Earlier this month, the city of Victorville, Calif., became the latest What Works City to pass an open data policy. This step is a major reform for the city, which provides the structure for its government to become more transparent and efficient. Victorville joins Jackson, Miss., Kansas City, Mo., Mesa, Ariz., Waco, Texas, and San Jose as cities that have passed open data policies as part of the What Works Cities initiative (WWC).
Victorville’s participation in WWC and its subsequent adoption of San Bernardino County’s first open data policy has also elevated the dialogue for this high-desert city of just over 120,000. “It puts us in the mix with other cities … putting us on the map,” Victorville City Manager Doug Robertson said. “We wanted to get back into a leadership position, not only in our region but in California as well.” The open data program also functions as a way to tear down silos in city government and improve information sharing. “We’re looking forward to our own staff having access to information.”
Victorville’s policy also shows the value of internal buy-in. Mayor Gloria Garcia noted that the move toward open data was the result of the teamwork between the City Council, City Manager’s Office and the community, as transparency was a major goal for the city. “There’s progress when there’s teamwork,” Garcia said.
Sunlight provided technical support to Victorville in the development of its policy, creating detailed resources and providing hands-on assistance to city staff. “We’re thankful to work with Sunlight and What Works Cities,” Robertson said. “They helped us jump right into the deep end of the pool.”
As a result, Victorville integrated many of the best practices from Sunlight’s Open Data Policy Guidelines into its own legislation, reflecting the city’s aspirations of becoming a leader in open data. For example, the city has committed to regularly publishing updated data, including the metadata associated with it. Victorville also created a governing body, the Data Governance Working Group, which will work with the city manager to oversee the program. This group will develop a process that integrates existing policies, like the California Public Records Act, into the program and create a process to publish an inventory of city-held data. Additionally, it will also determine which data is appropriate for publishing, excluding data containing sensitive information. The Data Governance Working Group’s membership will include not only city employees but representatives from the community, who will help prioritize the release of datasets based on public input. This feature demonstrates that citizen engagement is an important part of the process, reflecting a core component of Victorville’s (and Sunlight’s) approach to open data.

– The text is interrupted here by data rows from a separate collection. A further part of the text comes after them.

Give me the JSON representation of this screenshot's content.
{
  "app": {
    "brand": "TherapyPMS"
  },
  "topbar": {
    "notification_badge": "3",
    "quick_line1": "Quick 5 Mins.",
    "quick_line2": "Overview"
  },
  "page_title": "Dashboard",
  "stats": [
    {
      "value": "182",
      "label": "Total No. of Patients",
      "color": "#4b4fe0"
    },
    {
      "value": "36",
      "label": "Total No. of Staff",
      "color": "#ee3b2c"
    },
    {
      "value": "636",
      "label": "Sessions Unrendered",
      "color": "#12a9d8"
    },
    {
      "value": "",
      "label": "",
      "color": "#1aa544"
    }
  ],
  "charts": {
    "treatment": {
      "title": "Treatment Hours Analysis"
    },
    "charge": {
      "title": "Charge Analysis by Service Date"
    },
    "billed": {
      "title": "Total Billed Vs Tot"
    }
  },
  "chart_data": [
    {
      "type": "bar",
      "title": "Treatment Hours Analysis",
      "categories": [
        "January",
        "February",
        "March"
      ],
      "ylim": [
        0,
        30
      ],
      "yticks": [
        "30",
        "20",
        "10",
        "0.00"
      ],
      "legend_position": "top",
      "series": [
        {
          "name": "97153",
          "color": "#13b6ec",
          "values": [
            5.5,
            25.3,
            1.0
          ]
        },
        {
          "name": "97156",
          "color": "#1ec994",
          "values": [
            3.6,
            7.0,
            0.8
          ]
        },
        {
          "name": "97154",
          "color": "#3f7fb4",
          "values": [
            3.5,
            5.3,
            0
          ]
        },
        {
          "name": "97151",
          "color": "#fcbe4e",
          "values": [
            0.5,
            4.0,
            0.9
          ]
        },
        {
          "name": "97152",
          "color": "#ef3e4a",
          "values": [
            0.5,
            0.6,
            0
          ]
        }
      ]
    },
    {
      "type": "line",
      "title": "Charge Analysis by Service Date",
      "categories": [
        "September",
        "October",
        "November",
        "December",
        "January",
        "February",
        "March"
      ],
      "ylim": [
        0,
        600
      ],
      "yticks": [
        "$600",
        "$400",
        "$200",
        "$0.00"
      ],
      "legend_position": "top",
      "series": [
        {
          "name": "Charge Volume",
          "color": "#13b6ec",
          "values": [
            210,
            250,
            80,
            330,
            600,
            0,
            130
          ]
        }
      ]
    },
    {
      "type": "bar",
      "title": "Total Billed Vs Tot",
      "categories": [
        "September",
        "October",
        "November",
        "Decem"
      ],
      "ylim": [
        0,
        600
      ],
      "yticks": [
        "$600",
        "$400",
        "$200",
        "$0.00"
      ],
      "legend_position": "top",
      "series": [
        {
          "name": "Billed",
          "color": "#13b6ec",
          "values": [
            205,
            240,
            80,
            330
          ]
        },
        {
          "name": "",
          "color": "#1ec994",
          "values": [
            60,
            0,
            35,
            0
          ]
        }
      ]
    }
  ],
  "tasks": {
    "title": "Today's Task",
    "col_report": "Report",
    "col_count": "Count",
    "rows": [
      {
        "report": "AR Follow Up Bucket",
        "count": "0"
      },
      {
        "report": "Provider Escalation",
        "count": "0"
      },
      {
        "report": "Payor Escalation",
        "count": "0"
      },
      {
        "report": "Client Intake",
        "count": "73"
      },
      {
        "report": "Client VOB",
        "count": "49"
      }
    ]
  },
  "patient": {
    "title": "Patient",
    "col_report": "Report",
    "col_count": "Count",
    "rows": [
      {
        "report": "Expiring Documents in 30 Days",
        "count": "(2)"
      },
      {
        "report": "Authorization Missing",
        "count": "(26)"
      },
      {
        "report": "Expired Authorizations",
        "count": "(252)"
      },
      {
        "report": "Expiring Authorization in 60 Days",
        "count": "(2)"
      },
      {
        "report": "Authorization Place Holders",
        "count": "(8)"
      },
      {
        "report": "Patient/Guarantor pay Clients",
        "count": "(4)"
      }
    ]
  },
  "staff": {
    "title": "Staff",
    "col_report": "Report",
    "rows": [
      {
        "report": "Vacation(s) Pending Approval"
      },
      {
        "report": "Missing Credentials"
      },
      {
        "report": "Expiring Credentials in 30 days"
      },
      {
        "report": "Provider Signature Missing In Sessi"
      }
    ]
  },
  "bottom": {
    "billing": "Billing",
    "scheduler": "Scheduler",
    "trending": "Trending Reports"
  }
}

However, there is still a long way to go and policy is just a first step: While budget and expenditure data is available online, Victorville has yet to develop a central portal for all city data. This presents a challenge for all cities who pursue open data as such a project demands resources. Even so, the policy commits to creating a “central location” and once completed, data will be easily accessible through bulk downloads. The presence of a robust policy ensures internal systems will be in place for the city to take full advantage of the time when it can proactively release data on a wider scale.
The adoption of an open data policy demonstrates the commitment that the city of Victorville has toward an open and well-run government. Sunlight would like to congratulate Victorville for this achievement, and we’re proud to have played a role in the creation of the policy.